Rob Ford's friend 'Dave' made calls to mayor's radio show
Repeat calls came from current Ford staffer David Price
Toronto Mayor Rob Ford is employing a man who has made repeated calls to his weekly radio show in the past, CBC News has learned.
The mayor and his brother, Coun. Doug Ford, have hosted a radio show on Newstalk 1010 for more than a year.
The Fords have long insisted that incoming calls aren’t planted and have said they do not screen out unfriendly calls.
Since they began hosting the show, a male caller identified as "Dave" has been put on air on at least six occasions, calling from different parts of the city.
CBC News has learned that the caller is David Price, the mayor’s current director of operations and logistics.
Sources say staff in the mayor's office put a stop to his calls once they found out about them.

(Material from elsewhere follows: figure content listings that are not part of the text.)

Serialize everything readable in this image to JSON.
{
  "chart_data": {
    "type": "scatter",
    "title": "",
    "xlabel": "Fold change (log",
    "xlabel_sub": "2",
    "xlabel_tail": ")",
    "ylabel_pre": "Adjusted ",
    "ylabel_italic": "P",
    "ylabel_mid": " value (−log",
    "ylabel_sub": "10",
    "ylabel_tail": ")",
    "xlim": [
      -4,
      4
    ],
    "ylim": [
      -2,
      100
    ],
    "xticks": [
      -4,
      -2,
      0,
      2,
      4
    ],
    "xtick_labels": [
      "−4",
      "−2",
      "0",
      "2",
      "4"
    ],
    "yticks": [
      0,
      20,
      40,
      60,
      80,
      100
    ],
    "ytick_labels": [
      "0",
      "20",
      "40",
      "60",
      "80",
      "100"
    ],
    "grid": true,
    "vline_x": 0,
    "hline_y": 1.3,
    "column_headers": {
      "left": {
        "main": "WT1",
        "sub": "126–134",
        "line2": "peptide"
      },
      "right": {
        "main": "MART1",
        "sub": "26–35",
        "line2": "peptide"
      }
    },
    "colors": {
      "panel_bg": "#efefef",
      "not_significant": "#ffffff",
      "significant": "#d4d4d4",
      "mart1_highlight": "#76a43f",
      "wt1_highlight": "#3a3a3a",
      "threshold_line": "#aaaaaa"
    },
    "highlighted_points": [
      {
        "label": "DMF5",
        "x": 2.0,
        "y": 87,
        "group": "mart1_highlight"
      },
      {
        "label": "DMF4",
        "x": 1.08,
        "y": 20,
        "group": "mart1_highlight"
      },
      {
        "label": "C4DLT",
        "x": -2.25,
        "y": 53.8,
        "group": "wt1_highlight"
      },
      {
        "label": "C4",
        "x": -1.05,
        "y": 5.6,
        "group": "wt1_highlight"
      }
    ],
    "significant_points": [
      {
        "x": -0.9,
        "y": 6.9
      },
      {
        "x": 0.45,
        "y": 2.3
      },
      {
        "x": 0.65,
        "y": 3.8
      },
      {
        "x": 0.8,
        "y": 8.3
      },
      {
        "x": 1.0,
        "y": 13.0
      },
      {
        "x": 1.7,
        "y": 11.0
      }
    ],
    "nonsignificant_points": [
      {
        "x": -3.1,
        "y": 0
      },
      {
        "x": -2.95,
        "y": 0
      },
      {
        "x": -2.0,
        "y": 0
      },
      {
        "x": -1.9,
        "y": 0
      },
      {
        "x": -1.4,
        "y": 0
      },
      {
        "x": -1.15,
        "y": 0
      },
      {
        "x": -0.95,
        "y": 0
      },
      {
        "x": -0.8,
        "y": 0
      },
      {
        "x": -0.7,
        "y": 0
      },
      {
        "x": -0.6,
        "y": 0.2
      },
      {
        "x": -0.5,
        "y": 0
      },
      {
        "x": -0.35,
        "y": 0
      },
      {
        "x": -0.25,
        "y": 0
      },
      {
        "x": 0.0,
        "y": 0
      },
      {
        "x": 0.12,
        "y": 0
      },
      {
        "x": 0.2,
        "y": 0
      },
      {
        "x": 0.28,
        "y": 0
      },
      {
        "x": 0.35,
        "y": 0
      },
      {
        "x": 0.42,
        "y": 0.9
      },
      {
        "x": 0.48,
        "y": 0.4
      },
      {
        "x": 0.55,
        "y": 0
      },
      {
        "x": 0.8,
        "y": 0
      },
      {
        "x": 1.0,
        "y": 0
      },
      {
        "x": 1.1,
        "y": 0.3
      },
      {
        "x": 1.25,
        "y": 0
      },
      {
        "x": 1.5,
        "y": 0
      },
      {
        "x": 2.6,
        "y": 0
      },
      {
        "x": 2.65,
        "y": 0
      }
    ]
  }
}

The calls ended months before Price was hired by the mayor.
In March of last year, "Dave from Scarborough" called in to say that LRT stood for "left-wing redundant transit," as opposed to light-rail transit.
The next month, the same "Dave from Scarborough" slammed the proposal from the city’s medical officer of health to reduce speed limits.

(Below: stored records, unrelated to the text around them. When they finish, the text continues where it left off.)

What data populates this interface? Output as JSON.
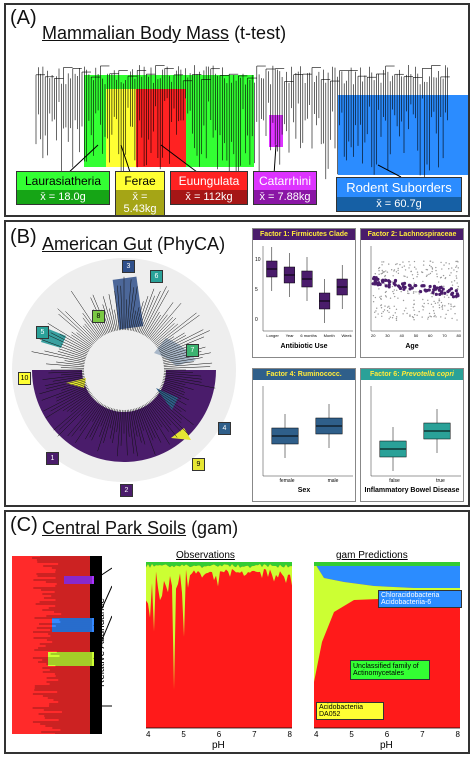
{
  "panel_a": {
    "letter": "(A)",
    "title": "Mammalian Body Mass",
    "title_suffix": " (t-test)",
    "clades": [
      {
        "name": "Laurasiatheria",
        "mean": "x̄ = 18.0g",
        "color": "#33ff33",
        "mean_bg": "#16a516"
      },
      {
        "name": "Ferae",
        "mean": "x̄ = 5.43kg",
        "color": "#ffff33",
        "mean_bg": "#a5a516"
      },
      {
        "name": "Euungulata",
        "mean": "x̄ = 112kg",
        "color": "#ff2222",
        "mean_bg": "#a51616"
      },
      {
        "name": "Catarrhini",
        "mean": "x̄ = 7.88kg",
        "color": "#dd33ff",
        "mean_bg": "#8a16a5"
      },
      {
        "name": "Rodent Suborders",
        "mean": "x̄ = 60.7g",
        "color": "#2b8cff",
        "mean_bg": "#1660a5"
      }
    ]
  },
  "panel_b": {
    "letter": "(B)",
    "title": "American Gut",
    "title_suffix": " (PhyCA)",
    "tree_numbers": [
      "1",
      "2",
      "3",
      "4",
      "5",
      "6",
      "7",
      "8",
      "9",
      "10"
    ],
    "factors": [
      {
        "head": "Factor 1: Firmicutes Clade",
        "xlabel": "Antibiotic Use",
        "ticks": [
          "Longer",
          "Year",
          "6 months",
          "Month",
          "Week"
        ],
        "color": "#4a1c6b"
      },
      {
        "head": "Factor 2: Lachnospiraceae",
        "xlabel": "Age",
        "ticks": [
          "20",
          "30",
          "40",
          "50",
          "60",
          "70",
          "80"
        ],
        "color": "#4a1c6b"
      },
      {
        "head": "Factor 4: Ruminococc.",
        "xlabel": "Sex",
        "ticks": [
          "female",
          "male"
        ],
        "color": "#2f5f8a"
      },
      {
        "head": "Factor 6: ",
        "head_italic": "Prevotella copri",
        "xlabel": "Inflammatory Bowel Disease",
        "ticks": [
          "false",
          "true"
        ],
        "color": "#2aa198"
      }
    ]
  },
  "panel_c": {
    "letter": "(C)",
    "title": "Central Park Soils",
    "title_suffix": " (gam)",
    "obs_title": "Observations",
    "pred_title": "gam Predictions",
    "ylabel": "Relative Abundance",
    "xlabel": "pH",
    "x_ticks": [
      "4",
      "5",
      "6",
      "7",
      "8"
    ],
    "legend_top": [
      "Chloracidobacteria",
      "Acidobacteriia-6"
    ],
    "legend_mid": "Unclassified family of Actinomycetales",
    "legend_bottom": [
      "Acidobacteriia",
      "DA052"
    ]
  }
}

That May, a "Dave from Etobicoke" offered his take on stores charging for plastic bags:
"That, in my humble opinion, is fascism, and it's ludicrous and asinine that comrade [former mayor David] Miller and his merry band of big-brother, I know better than you, paternalistic, heavy-handed, Looney Tunes socialists should still be setting the agenda of this great city of Toronto," the caller said.
The radio station says it's not uncommon for callers to appear multiple times on a show.
Price did not return calls from CBC News on this story.
He is a long-time friend of the Ford family and was involved in the election campaign of the mayor's brother.
Asked Tuesday about the story about Price and his calls to the radio show, Doug Ford said that he had "laughed it off" after learning that his friend had been calling.
The councillor said he and his brother take calls from a variety of individuals when they are on the air.
"There's good calls, there’s bad calls and you know, we're going to take every one," he said when speaking to reporters at Toronto City Hall.
Coun. Janet Davis told CBC News she found it "quite concerning" that the mayor would hire someone to work in his office who had "misrepresented himself" and made "outrageous comments" on the radio.
"I think the mayor needs to explain why it is he hired him and why he continues to have him in his office," Davis said Tuesday.
Tuning out the mayor
Coun. Adam Vaughan suggested that council is paying little attention to what the Fords are saying on the radio, or doing at city hall.
"Most of us have tuned the mayor out, and none of us really listen to the radio show," he told CBC News on Tuesday.
The mayor has had a tumultuous term at the helm of the city’s government over the past 2½ years, since he was first elected.
Mayor Ford has clashed with council on key issues, faced legal challenges and frequently made headlines for his activities outside city hall.
In recent weeks, reports surfaced that Ford was recorded on video using crack cocaine.
The mayor has denied the tape’s existence, and said that he does not use crack cocaine and is not addicted to it.
Prior to serving as mayor, Ford was a city councillor in Etobicoke, the Toronto suburb where he lives with his family.